Jung dizia que o poder da coletividade é nefasto nesses momentos. Quando encontra apoio em semelhantes, a vontade de destruição ganha corpo de medidas desproporcionais. Sentindo-se apoiado pela massa, o indivíduo fica vulnerável diante dos próprios limites. Cometem-se assim atrocidades, resultando na punição de inocentes – o espírito da guerra provoca a cegueira, a incompreensão, o exagero.
Desde a Antiguidade, a guerra é vista também como um espetáculo. Há, de certa forma, um quê de gratificação na vitória do semelhante. Vemos no sacrifício do derrotado uma forma de exorcizar nossos conteúdos sombrios – exorcismo esse feito, muitas vezes, com excesso de preconceito e tendencialismo. Ouvi de uma pessoa próxima que a solução para tudo isso seria o extermínio daqueles que aparecem como participantes do narcotráfico. A medida sumária partiu de uma mulher formada, de cultura elevada, casada e com filhos, de situação econômica estável. Ou seja, uma pessoa “normal”, completamente ajustada aos padrões sociais que se espera.
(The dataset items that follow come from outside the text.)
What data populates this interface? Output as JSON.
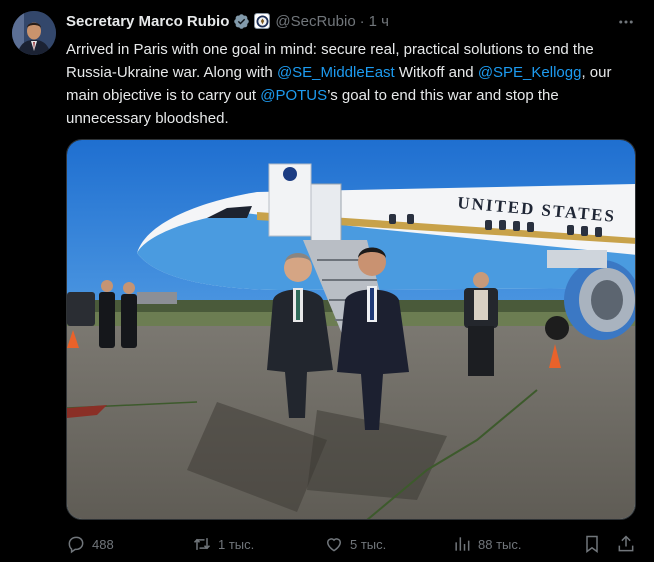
{
  "author": {
    "display_name": "Secretary Marco Rubio",
    "handle": "@SecRubio",
    "separator": "·",
    "time": "1 ч",
    "verified_icon": "verified-badge-icon",
    "affiliation_icon": "state-department-seal-icon"
  },
  "tweet": {
    "text_parts": [
      {
        "text": "Arrived in Paris with one goal in mind: secure real, practical solutions to end the Russia-Ukraine war. Along with "
      },
      {
        "text": "@SE_MiddleEast"
      },
      {
        "text": " Witkoff and "
      },
      {
        "text": "@SPE_Kellogg"
      },
      {
        "text": ", our main objective is to carry out "
      },
      {
        "text": "@POTUS"
      },
      {
        "text": "’s goal to end this war and stop the unnecessary bloodshed."
      }
    ],
    "media_airplane_text": "UNITED STATES"
  },
  "actions": {
    "replies": "488",
    "reposts": "1 тыс.",
    "likes": "5 тыс.",
    "views": "88 тыс."
  },
  "colors": {
    "background": "#000000",
    "text": "#e7e9ea",
    "secondary": "#71767b",
    "link": "#1d9bf0",
    "verified": "#829aab"
  }
}
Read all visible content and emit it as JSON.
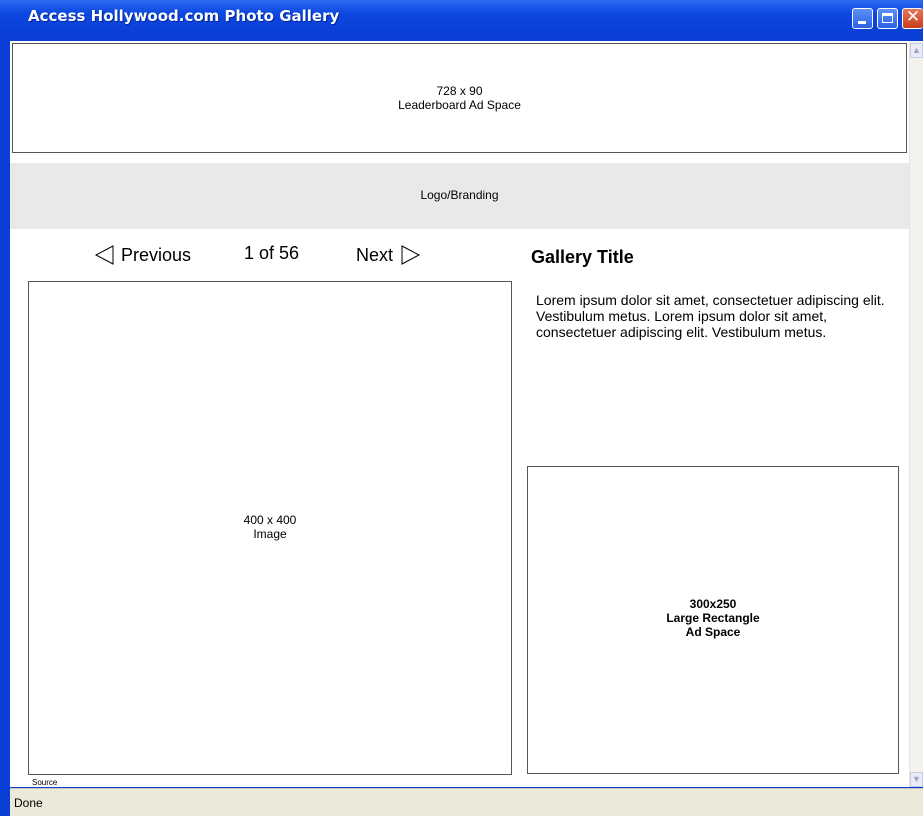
{
  "window": {
    "title": "Access Hollywood.com Photo Gallery",
    "status": "Done",
    "controls": [
      "minimize",
      "maximize",
      "close"
    ],
    "close_glyph": "✕"
  },
  "leaderboard": {
    "size": "728 x 90",
    "label": "Leaderboard Ad Space"
  },
  "branding": {
    "label": "Logo/Branding"
  },
  "pager": {
    "previous": "Previous",
    "count": "1 of 56",
    "next": "Next"
  },
  "image": {
    "size": "400 x 400",
    "label": "Image",
    "source": "Source"
  },
  "gallery": {
    "title": "Gallery Title",
    "description": "Lorem ipsum dolor sit amet, consectetuer adipiscing elit. Vestibulum metus.  Lorem ipsum dolor sit amet, consectetuer adipiscing elit. Vestibulum metus."
  },
  "rectangle_ad": {
    "size": "300x250",
    "label1": "Large Rectangle",
    "label2": "Ad Space"
  },
  "colors": {
    "titlebar": "#0a3fd6",
    "branding_bg": "#e9e9e9",
    "statusbar": "#ece9d8"
  }
}
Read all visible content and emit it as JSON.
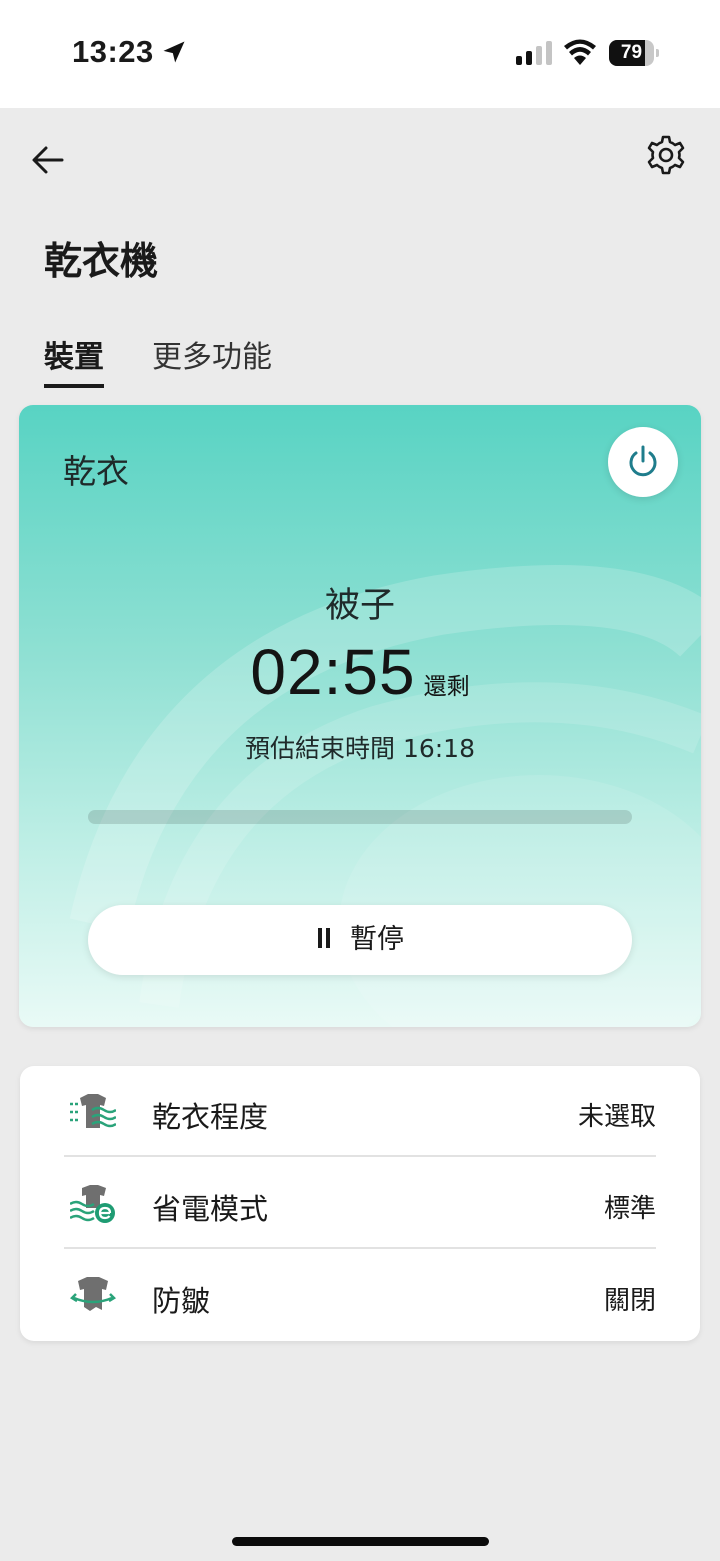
{
  "status_bar": {
    "time": "13:23",
    "battery_level": "79",
    "battery_fraction": 0.79
  },
  "header": {
    "title": "乾衣機",
    "back_icon": "arrow-left-icon",
    "settings_icon": "gear-icon"
  },
  "tabs": [
    {
      "label": "裝置",
      "active": true
    },
    {
      "label": "更多功能",
      "active": false
    }
  ],
  "cycle": {
    "mode": "乾衣",
    "program": "被子",
    "time_remaining": "02:55",
    "time_suffix": "還剩",
    "end_time_text": "預估結束時間 16:18",
    "progress_fraction": 0,
    "pause_label": "暫停",
    "power_icon": "power-icon",
    "accent_color": "#1f8a8a"
  },
  "settings": [
    {
      "icon": "drying-level-icon",
      "label": "乾衣程度",
      "value": "未選取"
    },
    {
      "icon": "eco-mode-icon",
      "label": "省電模式",
      "value": "標準"
    },
    {
      "icon": "anti-crease-icon",
      "label": "防皺",
      "value": "關閉"
    }
  ]
}
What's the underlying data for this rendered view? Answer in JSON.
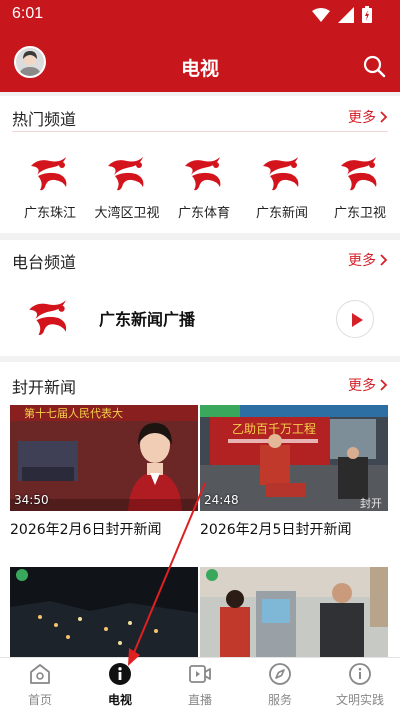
{
  "status_bar": {
    "time": "6:01"
  },
  "header": {
    "title": "电视"
  },
  "hot_channels": {
    "title": "热门频道",
    "more": "更多",
    "items": [
      {
        "label": "广东珠江"
      },
      {
        "label": "大湾区卫视"
      },
      {
        "label": "广东体育"
      },
      {
        "label": "广东新闻"
      },
      {
        "label": "广东卫视"
      }
    ]
  },
  "radio_channels": {
    "title": "电台频道",
    "more": "更多",
    "item": {
      "name": "广东新闻广播"
    }
  },
  "news": {
    "title": "封开新闻",
    "more": "更多",
    "items": [
      {
        "duration": "34:50",
        "caption": "2026年2月6日封开新闻"
      },
      {
        "duration": "24:48",
        "caption": "2026年2月5日封开新闻"
      },
      {
        "duration": "",
        "caption": ""
      },
      {
        "duration": "",
        "caption": ""
      }
    ]
  },
  "tabbar": {
    "items": [
      {
        "label": "首页"
      },
      {
        "label": "电视"
      },
      {
        "label": "直播"
      },
      {
        "label": "服务"
      },
      {
        "label": "文明实践"
      }
    ],
    "active": "电视"
  },
  "colors": {
    "brand": "#c8161d",
    "accent": "#d4222a",
    "divider": "#f2f2f2"
  },
  "icons": {
    "search": "search-icon",
    "channel_logo": "guangdong-tv-logo-icon",
    "play": "play-icon",
    "tabs": [
      "home-icon",
      "info-icon",
      "video-live-icon",
      "compass-icon",
      "info-icon"
    ]
  }
}
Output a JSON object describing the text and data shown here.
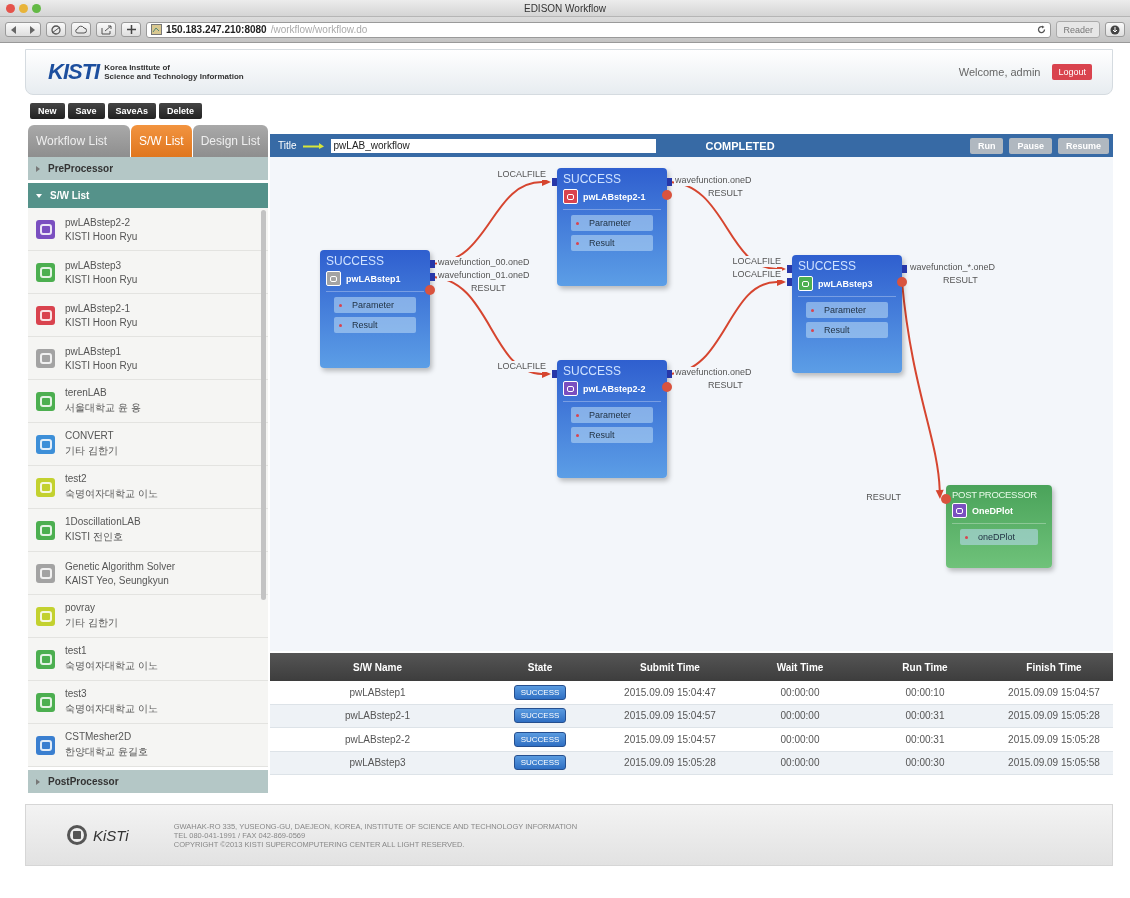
{
  "browser": {
    "title": "EDISON Workflow",
    "url_host": "150.183.247.210:8080",
    "url_path": "/workflow/workflow.do",
    "reader": "Reader"
  },
  "header": {
    "logo": "KISTI",
    "org_lines": [
      "Korea Institute of",
      "Science and Technology Information"
    ],
    "welcome": "Welcome, admin",
    "logout": "Logout"
  },
  "toolbar": [
    "New",
    "Save",
    "SaveAs",
    "Delete"
  ],
  "sidebar": {
    "tabs": [
      {
        "label": "Workflow  List",
        "selected": false
      },
      {
        "label": "S/W List",
        "selected": true
      },
      {
        "label": "Design List",
        "selected": false
      }
    ],
    "sections": [
      {
        "label": "PreProcessor",
        "expanded": false
      },
      {
        "label": "S/W List",
        "expanded": true,
        "items": [
          {
            "name": "pwLABstep2-2",
            "owner": "KISTI  Hoon Ryu",
            "color": "#7a4fc0"
          },
          {
            "name": "pwLABstep3",
            "owner": "KISTI  Hoon Ryu",
            "color": "#4caf50"
          },
          {
            "name": "pwLABstep2-1",
            "owner": "KISTI  Hoon Ryu",
            "color": "#d9434e"
          },
          {
            "name": "pwLABstep1",
            "owner": "KISTI  Hoon Ryu",
            "color": "#a3a3a3"
          },
          {
            "name": "terenLAB",
            "owner": "서울대학교  윤 용",
            "color": "#4caf50"
          },
          {
            "name": "CONVERT",
            "owner": "기타  김한기",
            "color": "#3d8fd8"
          },
          {
            "name": "test2",
            "owner": "숙명여자대학교  이노",
            "color": "#c3d12f"
          },
          {
            "name": "1DoscillationLAB",
            "owner": "KISTI  전인호",
            "color": "#4caf50"
          },
          {
            "name": "Genetic Algorithm Solver",
            "owner": "KAIST  Yeo, Seungkyun",
            "color": "#a3a3a3"
          },
          {
            "name": "povray",
            "owner": "기타  김한기",
            "color": "#c3d12f"
          },
          {
            "name": "test1",
            "owner": "숙명여자대학교  이노",
            "color": "#4caf50"
          },
          {
            "name": "test3",
            "owner": "숙명여자대학교  이노",
            "color": "#4caf50"
          },
          {
            "name": "CSTMesher2D",
            "owner": "한양대학교  윤길호",
            "color": "#3a7fd0"
          }
        ]
      },
      {
        "label": "PostProcessor",
        "expanded": false
      }
    ]
  },
  "workflow": {
    "title_label": "Title",
    "title_value": "pwLAB_workflow",
    "status": "COMPLETED",
    "buttons": [
      {
        "label": "Run",
        "disabled": true
      },
      {
        "label": "Pause",
        "disabled": true
      },
      {
        "label": "Resume",
        "disabled": true
      }
    ],
    "nodes": [
      {
        "kind": "solver",
        "status": "SUCCESS",
        "name": "pwLABstep1",
        "color": "#a3a3a3",
        "params": [
          "Parameter",
          "Result"
        ],
        "outputs": [
          {
            "label": "wavefunction_00.oneD",
            "kind": "file"
          },
          {
            "label": "wavefunction_01.oneD",
            "kind": "file"
          },
          {
            "label": "RESULT",
            "kind": "result"
          }
        ]
      },
      {
        "kind": "solver",
        "status": "SUCCESS",
        "name": "pwLABstep2-1",
        "color": "#d9434e",
        "params": [
          "Parameter",
          "Result"
        ],
        "inputs": [
          "LOCALFILE"
        ],
        "outputs": [
          {
            "label": "wavefunction.oneD",
            "kind": "file"
          },
          {
            "label": "RESULT",
            "kind": "result"
          }
        ]
      },
      {
        "kind": "solver",
        "status": "SUCCESS",
        "name": "pwLABstep2-2",
        "color": "#7a4fc0",
        "params": [
          "Parameter",
          "Result"
        ],
        "inputs": [
          "LOCALFILE"
        ],
        "outputs": [
          {
            "label": "wavefunction.oneD",
            "kind": "file"
          },
          {
            "label": "RESULT",
            "kind": "result"
          }
        ]
      },
      {
        "kind": "solver",
        "status": "SUCCESS",
        "name": "pwLABstep3",
        "color": "#4caf50",
        "params": [
          "Parameter",
          "Result"
        ],
        "inputs": [
          "LOCALFILE",
          "LOCALFILE"
        ],
        "outputs": [
          {
            "label": "wavefunction_*.oneD",
            "kind": "file"
          },
          {
            "label": "RESULT",
            "kind": "result"
          }
        ]
      },
      {
        "kind": "post",
        "status": "POST PROCESSOR",
        "name": "OneDPlot",
        "color": "#7a4fc0",
        "params": [
          "oneDPlot"
        ],
        "inputs": [
          "RESULT"
        ]
      }
    ]
  },
  "table": {
    "columns": [
      "S/W Name",
      "State",
      "Submit Time",
      "Wait Time",
      "Run Time",
      "Finish Time"
    ],
    "rows": [
      [
        "pwLABstep1",
        "SUCCESS",
        "2015.09.09 15:04:47",
        "00:00:00",
        "00:00:10",
        "2015.09.09 15:04:57"
      ],
      [
        "pwLABstep2-1",
        "SUCCESS",
        "2015.09.09 15:04:57",
        "00:00:00",
        "00:00:31",
        "2015.09.09 15:05:28"
      ],
      [
        "pwLABstep2-2",
        "SUCCESS",
        "2015.09.09 15:04:57",
        "00:00:00",
        "00:00:31",
        "2015.09.09 15:05:28"
      ],
      [
        "pwLABstep3",
        "SUCCESS",
        "2015.09.09 15:05:28",
        "00:00:00",
        "00:00:30",
        "2015.09.09 15:05:58"
      ]
    ]
  },
  "footer": {
    "logo": "KiSTi",
    "lines": [
      "GWAHAK-RO 335, YUSEONG-GU, DAEJEON, KOREA, INSTITUTE OF SCIENCE AND TECHNOLOGY INFORMATION",
      "TEL 080-041-1991 / FAX 042-869-0569",
      "COPYRIGHT ©2013 KISTI SUPERCOMPUTERING CENTER ALL LIGHT RESERVED."
    ]
  }
}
A guerra faz isso: cega para valores sublimes, como a vida.
Quem assiste a uma guerra urbana, como temos nas ruas do Rio, torce pela vitória da ordem, da segurança e da proteção – para a maioria da sociedade, valores representados pela polícia; para os habitantes das favelas, muitas vezes, representada pelo poderio dos traficantes.
Combates mortais funcionam, assim, como elementos de contraste. Não só entre bandidos e mocinhos, mas principalmente entre as disparidades sociais. Da mesma forma, temos a oportunidade de reavaliar nossos valores de humanidade: percebemos o valor da paz, reavivamos a necessidade das conquistas, entendemos a força de uma convicção. Uma situação como essa é preciso ser encarada com responsabilidade: o papel de quem assiste não é tão passivo como parece. Se buscamos a paz, precisamos temer o espírito da guerra e afasta-lo, em vez de exalta-lo. Quanto mais cedo refletirmos sobre isso, mais rapidamente teremos as maravilhas de volta ao Rio.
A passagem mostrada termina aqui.